I see what you mean when it comes to the bar graphs as being superior to the map and the scatter plot. In fact, the scatter plot ends up almost acting as a fuzzy bar graph -- although, it does give you a sense of the outliers, which could be nice in certain situations. But I think that those situations are likely to be deeper analytical ones, as opposed to the rougher, quicker ones you imagine your tool being used for. To me scatterplots are more for expert use, for people who understand fit lines and statistics, which is probably not most people who might want to look at the data you are visualizing, so I think your bar graphs are for the most part a good choice.

I think I disagree with you, though, about jettisoning the line graph outright. I think you're right in some, maybe most cases. For example, the first bar graph, labeled Destination, with Newark on top and Denver at the bottom. It is true that these entities are not related in a manner appropriate for a line graph. In this case, the main comparison is between different nominal data points, i.e., between cities -- and here they are ordered by magnitude, which would write a single upward slope, which does not a helpful line graph make. But what about the one below it? The overall average by date? Here the comparison is between time periods, and it seems to me that this graph could be (I won't argue that it has to be) made into a line graph. This is the traditional use for a line graph, isn't it? The same conceptual mapping would be made for things like average temperture by month for a city, or New York Stock Exchange data over time -- what's being mapped is a trend.
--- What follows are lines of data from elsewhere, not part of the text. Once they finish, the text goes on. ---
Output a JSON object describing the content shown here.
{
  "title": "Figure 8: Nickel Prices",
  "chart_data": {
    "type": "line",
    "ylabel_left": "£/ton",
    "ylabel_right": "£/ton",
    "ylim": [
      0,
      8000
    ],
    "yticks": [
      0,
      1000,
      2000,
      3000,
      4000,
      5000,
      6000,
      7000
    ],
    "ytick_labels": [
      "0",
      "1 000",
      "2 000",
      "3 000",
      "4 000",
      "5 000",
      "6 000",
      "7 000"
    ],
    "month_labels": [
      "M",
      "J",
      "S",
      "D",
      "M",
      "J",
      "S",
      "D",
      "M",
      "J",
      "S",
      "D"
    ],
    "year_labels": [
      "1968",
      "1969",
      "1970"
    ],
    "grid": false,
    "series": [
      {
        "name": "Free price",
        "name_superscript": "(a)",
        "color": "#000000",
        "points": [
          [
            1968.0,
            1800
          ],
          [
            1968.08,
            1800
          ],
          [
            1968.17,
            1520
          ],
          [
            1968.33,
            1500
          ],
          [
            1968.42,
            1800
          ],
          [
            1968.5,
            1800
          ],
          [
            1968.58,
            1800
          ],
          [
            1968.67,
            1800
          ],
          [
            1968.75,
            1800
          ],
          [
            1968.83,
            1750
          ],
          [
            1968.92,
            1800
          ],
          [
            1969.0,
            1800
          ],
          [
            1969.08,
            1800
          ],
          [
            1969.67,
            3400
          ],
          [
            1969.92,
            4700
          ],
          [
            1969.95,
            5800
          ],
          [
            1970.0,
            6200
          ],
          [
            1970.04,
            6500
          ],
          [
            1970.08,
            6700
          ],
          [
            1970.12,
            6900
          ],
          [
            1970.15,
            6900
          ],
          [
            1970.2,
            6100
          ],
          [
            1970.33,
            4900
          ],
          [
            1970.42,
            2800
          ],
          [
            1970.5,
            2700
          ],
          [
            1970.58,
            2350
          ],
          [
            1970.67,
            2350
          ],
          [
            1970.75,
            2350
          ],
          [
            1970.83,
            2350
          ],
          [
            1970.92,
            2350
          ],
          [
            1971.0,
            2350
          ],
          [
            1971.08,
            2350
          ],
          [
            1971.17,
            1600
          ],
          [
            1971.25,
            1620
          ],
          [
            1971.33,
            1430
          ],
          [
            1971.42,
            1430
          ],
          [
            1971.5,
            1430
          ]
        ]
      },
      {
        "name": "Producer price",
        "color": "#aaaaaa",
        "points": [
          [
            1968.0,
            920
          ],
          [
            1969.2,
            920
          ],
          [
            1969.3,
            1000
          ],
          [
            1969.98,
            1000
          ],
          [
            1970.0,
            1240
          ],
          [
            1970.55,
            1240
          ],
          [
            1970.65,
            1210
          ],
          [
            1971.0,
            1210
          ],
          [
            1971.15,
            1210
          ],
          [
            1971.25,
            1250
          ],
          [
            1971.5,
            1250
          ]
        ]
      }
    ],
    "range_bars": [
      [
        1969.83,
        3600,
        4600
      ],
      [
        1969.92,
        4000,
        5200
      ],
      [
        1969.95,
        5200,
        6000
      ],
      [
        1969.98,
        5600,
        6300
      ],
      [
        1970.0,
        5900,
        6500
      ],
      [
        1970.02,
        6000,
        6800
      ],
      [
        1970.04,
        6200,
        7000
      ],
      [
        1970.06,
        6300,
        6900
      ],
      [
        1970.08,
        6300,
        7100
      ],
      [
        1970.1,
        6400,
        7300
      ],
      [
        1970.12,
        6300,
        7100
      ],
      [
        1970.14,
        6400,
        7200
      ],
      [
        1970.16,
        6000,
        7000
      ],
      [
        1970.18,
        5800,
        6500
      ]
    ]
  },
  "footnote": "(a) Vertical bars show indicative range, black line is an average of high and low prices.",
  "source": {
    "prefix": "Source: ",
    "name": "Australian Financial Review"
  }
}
I also differ with you in the choice to toss out distance information. I beleive that there are factors correlated to distance that might be interesting here. Perhaps you might find distance corresponding to adjusted arrival delays, but not to departure delays -- because the longer you're in the air, the more likely it is that adverse weather, etc., could delay you. This might indicate that the airline should focus its efforts on departure delays, over which perhaps they can exert more control than they can exert over the weather (although of course, preparing for longer flights might concievably take longer than preparing for shorter ones, so this could muddy the interpretation of the data).

And lastly, I would suggest you think about reconsidering your use of color. It strikes me as at best redundant, and at worst distracting, to always highlight the bar with the greatest magnitude by giving it a distinct color (ie., red here). In the horizontal bar charts, the greatest magnitude is indicated by a) the bar's length, b) its position at the top, and c) its color. This strikes me as overkill. I think that the longest length is sufficient. Even if you re-ordered the chart according to some criteria, you'd still be able to make sense out of it by appealing to the relative lengths of the bars, without the use of the red color. Then, if you are going to have a highlighted bar for details-on-demand, just highlight that one (as opposed to having competing highlighting schemes, such as red vs. black-outline). It's just an opinion. But maybe somebody would want to focus on something other than the greatest magnitude.